We evaluated targeted next generation sequencing (tNGS) for tuberculosis on 40 uncultured sputum samples. Resistance profiles from tNGS were compared with profiles from Xpert MTB/RIF, line probe assay (LPA), pyrosequencing (PSQ), and phenotypic testing. Concordance, sensitivity, specificity, and overall test agreement were compared across assays.

RESULTS

tNGS provided results for 39 of 40 samples (97.5%) with faster turnaround than phenotypic testing (median 3 vs. 21 days, p = 0.0068). Most samples were isoniazid and rifampin resistant (N = 31, 79.5%), 21 (53.8%) were fluoroquinolone resistant, and 3 (7.7%) were also resistant to Kanamycin. Half were of the Beijing lineage (N = 20, 51.3%). tNGS from uncultured sputum identified all resistance to isoniazid, rifampin, fluoroquinolones, and second-line injectable drugs that was identified by other methods. Agreement between tNGS and existing assays was excellent for isoniazid, rifampin, and SLDs, very good for levofloxacin, and good for moxifloxacin.

CONCLUSION

tNGS can rapidly identify tuberculosis, lineage, and drug resistance with faster turnaround than phenotypic testing. tNGS is a potential alternative to phenotypic testing in high-burden settings.

摘要

背景

及时发现耐药性对于全球结核病管理至关重要。不幸的是,快速分子检测仅能评估少数几种药物的耐药性,而综合药敏试验结果则需要培养。

方法

我们评估了 40 例未培养痰液样本的靶向下一代测序(tNGS)在结核病中的应用。将 tNGS 的耐药谱与 Xpert MTB/RIF、线性探针分析(LPA)、焦磷酸测序(PSQ)和表型检测的耐药谱进行比较。比较了不同检测方法的一致性、敏感性、特异性和总体检测一致性。

结果

tNGS 为 40 个样本中的 39 个(97.5%)提供了结果,其周转时间比表型检测更快(中位数分别为 3 天和 21 天,p = 0.0068)。
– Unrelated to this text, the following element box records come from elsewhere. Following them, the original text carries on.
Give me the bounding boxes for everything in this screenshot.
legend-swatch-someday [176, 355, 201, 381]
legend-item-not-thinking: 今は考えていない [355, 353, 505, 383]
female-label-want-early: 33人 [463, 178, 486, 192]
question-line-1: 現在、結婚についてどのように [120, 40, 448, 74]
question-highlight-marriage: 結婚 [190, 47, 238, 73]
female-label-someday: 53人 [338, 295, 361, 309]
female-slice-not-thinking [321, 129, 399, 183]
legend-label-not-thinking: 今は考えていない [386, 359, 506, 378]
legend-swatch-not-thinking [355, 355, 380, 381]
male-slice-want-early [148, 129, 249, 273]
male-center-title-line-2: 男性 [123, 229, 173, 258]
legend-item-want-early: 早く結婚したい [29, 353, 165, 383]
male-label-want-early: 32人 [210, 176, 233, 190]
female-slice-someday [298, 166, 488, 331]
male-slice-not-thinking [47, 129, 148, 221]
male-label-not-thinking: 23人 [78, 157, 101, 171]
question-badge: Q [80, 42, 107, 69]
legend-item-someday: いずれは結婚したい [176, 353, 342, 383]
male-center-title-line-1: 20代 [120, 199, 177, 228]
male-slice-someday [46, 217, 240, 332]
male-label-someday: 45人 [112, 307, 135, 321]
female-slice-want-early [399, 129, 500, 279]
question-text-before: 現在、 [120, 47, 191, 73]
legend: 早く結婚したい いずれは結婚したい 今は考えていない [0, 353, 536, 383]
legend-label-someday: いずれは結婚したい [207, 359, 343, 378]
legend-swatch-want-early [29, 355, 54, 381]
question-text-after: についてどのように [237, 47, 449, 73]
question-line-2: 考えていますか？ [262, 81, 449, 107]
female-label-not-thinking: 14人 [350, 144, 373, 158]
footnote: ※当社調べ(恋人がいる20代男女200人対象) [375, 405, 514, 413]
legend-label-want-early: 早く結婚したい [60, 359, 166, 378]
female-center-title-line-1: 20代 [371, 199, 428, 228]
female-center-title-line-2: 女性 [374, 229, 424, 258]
大多数样本对异烟肼和利福平耐药(N = 31,79.5%),21 个(53.8%)对氟喹诺酮类耐药,3 个(7.7%)对卡那霉素也耐药。有一半样本属于北京家族(N = 20,51.3%)。tNGS 从未培养的痰液中鉴定出所有对异烟肼、利福平、氟喹诺酮类和二线注射药物的耐药性,这些耐药性是通过其他方法鉴定出来的。tNGS 与现有检测方法在异烟肼、利福平及 SLD 方面的一致性极好,在左氧氟沙星方面的一致性非常好,在莫西沙星方面的一致性良好。

结论

tNGS 可以快速鉴定结核病、谱系和耐药性,其周转时间比表型检测更快。在高负担环境下,tNGS 可能是表型检测的替代方法。